Sáenz de la Calzada belonged to a progressive family that provided him, like his siblings, with a liberal education that culminated with his admission to the Residencia de Estudiantes, a decisive event in his life that opened his world to unthinkable spheres. “On a daily basis, we residents would bump into Ortega, García Morente, Orueta; sometimes Unamuno, Eugenio d’Ors and other personalities, who simply filled our incipient world with their presence of passion and curiosity. Moreno Villa took us every Saturday to the Prado Museum to explain the secrets of painting through the various historical styles. Countless poets, such as Federico García Lorca, Machado, Juan Ramón, Alberti, Emilio Prados, Guillén, Gabriel Celaya and others were sneaking us into the lyrical side of the arts, in an insensitive way,” he recounted in 1982 in an article in El País to commemorate the centenary of the birth of Alberto Jiménez Fraud.

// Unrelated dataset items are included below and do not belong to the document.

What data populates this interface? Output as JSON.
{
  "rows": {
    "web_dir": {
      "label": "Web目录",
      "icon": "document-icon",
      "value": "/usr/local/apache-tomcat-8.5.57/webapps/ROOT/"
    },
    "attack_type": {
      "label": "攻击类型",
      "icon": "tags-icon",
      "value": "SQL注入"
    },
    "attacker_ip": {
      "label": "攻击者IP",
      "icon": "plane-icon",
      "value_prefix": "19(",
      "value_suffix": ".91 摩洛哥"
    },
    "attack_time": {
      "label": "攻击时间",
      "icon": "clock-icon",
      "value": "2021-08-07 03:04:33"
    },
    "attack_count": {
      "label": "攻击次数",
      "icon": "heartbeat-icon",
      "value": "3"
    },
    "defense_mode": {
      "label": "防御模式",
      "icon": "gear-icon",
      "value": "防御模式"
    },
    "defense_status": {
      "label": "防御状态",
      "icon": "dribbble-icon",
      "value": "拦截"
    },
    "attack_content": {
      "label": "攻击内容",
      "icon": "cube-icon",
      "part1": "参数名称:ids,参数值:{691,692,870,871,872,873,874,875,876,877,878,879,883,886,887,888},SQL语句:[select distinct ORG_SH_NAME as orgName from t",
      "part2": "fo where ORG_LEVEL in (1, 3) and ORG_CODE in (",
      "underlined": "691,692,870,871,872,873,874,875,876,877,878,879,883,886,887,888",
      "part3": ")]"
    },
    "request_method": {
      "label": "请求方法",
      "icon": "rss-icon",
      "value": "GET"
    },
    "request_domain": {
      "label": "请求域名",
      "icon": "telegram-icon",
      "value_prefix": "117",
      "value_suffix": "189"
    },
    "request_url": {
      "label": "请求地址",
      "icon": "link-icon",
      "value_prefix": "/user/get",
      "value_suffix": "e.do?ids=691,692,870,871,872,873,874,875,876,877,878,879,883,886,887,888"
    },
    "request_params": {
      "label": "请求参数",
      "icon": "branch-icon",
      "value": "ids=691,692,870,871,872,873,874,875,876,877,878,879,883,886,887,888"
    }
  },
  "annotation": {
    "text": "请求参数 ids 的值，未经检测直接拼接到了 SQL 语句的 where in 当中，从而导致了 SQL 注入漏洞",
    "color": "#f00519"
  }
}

But among all his new knowledge, it was his meeting with Federico García Lorca that determined his dedication to theater and painting. “Federico was twelve years older than me. When I met him, he had already finished his studies and I was beginning my life as a medical student”. Sáenz was the only Leonese who belonged to La Barraca for four years. In 1933, they performed in his native province where the company represented Fuenteovejuna and The Land of Alvar González. Sáenz de la Calzada used to recall that the actors stayed at the Hotel París. “The next morning, when we went down to breakfast, Federico confidently asked the lady to serve us a `chocolate chorpatélico con un poco de ronronquelia.’ It’s not hard to imagine the poor waitress’s face,” he used to say.
After the Civil War, the actor was bewildered, not knowing where to go, fearful that his friendship with Lorca and his membership in La Barraca could get him into trouble. To escape the uncertainty he chose, among all the vocations that had manifested themselves, that of the theater. Thanks to the actor Luis Escobar he channeled his professional life in those dangerous years of the first postwar period. Dionisio Ridruejo had commissioned Escobar to create a kind of reverse La Barraca: a national theater company focused on the representation of autos sacramentales with which to tour Spain. Luis Escobar, in need of actors, incorporated him and in a way saved his life at a very compromising moment.
Sáenz de la Calzada was also a notable painter influenced by José Caballero and Giorgio de Chirico.
He then lapsed into a silence that he barely broke on the odd occasion to recall the Spain of the Republic in which he was educated. “There is so much that I owe to La Barraca (Federico, Ugarte, all my companions, the excursions on the old land of Spain) that everything should be clear, clear, in the metacircuits of my memory, since everything has contributed – and so much! – to make my I acquire more prestige, that is, to make me more humbly humble, but, at the same time, more tensely vital […]. What La Barraca represented in the Spain of the Republic, was, constituted the highest milestone of my crossroads,” he writes in the prolog to La Barraca. University Theater.